I didn’t respond.
Instead, I turned my head forward and waited for the light to turn green. When it did, I stepped on the gas. Corey did the same, but instead of slowly moving forward, he sped past me and then got in front of me in my lane. He slammed on his breaks, and I stopped hard, coming within inches of hitting him.
“What the fuck?” I shouted out of anger as we came to a dead stop.
Cars behind me started to honk, and cars in the left lane kept moving. I looked in the rearview mirror, looking for a break in the line of cars passing us so that I could go around Corey. Instead, out of the corner of my eye, I saw him get out of his car.
This was it.
This was the moment I’d waited my entire life for.
The moment I could finally stand up to the guy who thought I was a punching bag and not a human being.
Except as I stared at him as he walked toward my driver’s side door, I saw him reach behind his back, and then, for the second time in my entire life, I was staring down the barrel of a gun.
“You’ve got to be fucking shitting me!”
“I told you I’d stop you,” he spat.
My eyes stayed glued to the black hole. The one that at any moment could discharge the bullet that would end my life. How was this happening again? How the fuck was this my life? This time there would be no Ethan rushing in to save the day. I was alone and in my car.
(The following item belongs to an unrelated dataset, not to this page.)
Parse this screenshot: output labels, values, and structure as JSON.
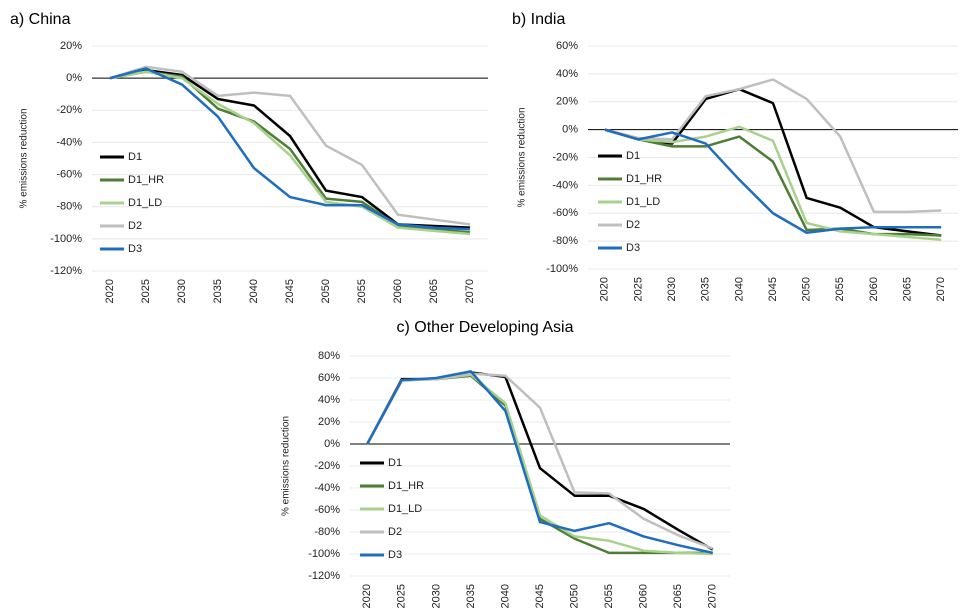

“Put the gun down, Corey,” I yelled, not rolling down my window as though that could stop a bullet. I held up my hands in surrender and faintly recalled the cars behind me had stopped honking, and no cars were driving past us anymore. Everyone was probably scared he’d turn the gun on them. I was the only lucky one though.
“Shut up!” he bellowed. “I’m tired of your fucking mouth.”
“What are you talking about?”
“When you have Ashtyn next to you, you think you’re some big badass. Well, who has the upper-hand now?”
“Okay, man.” I was going to agree to anything while he was pointing a Glock at my face. “Just put the gun down, and we’ll talk.”
“You don’t get it. You’ve taken everything from me.”
“Ashtyn doesn’t want you back.”
“I don’t want her back either. I want you to pay for ruining my life!”
It happened in a blink of an eye. I didn’t see Corey fire the gun. What I did hear was my window breaking and then I felt a sharp, burning pain in my arm as I flinched. I grabbed my arm, trying to stop the sting, and the bleeding I assumed was coming from my shoulder and onto my shirt and coat. Then I watched, speechless as Corey ran back to his car and sped away.
I didn’t know what to do. I was alive. I was conscious, and I was in so much pain when I moved my arm slightly that I wanted to pass out. Still clutching my arm, I startled when a man ran up to my door and flung it open.
“Are you hit?”
“Yeah,” I breathed.
“Help is on the way.”
“We’re moving you to a private room in just a minute.” I blinked and realized the nurse on the computer was still talking to me.
I nodded and fell back asleep, no longer able to keep my eyes open.
When I woke again, I heard more voices.
“He’ll be in and out for a while until the anesthesia wears off.”
“I won’t be long.”
I opened my eyes to see Ashtyn talking to a nurse. “Cupcake,” I whispered gruffly.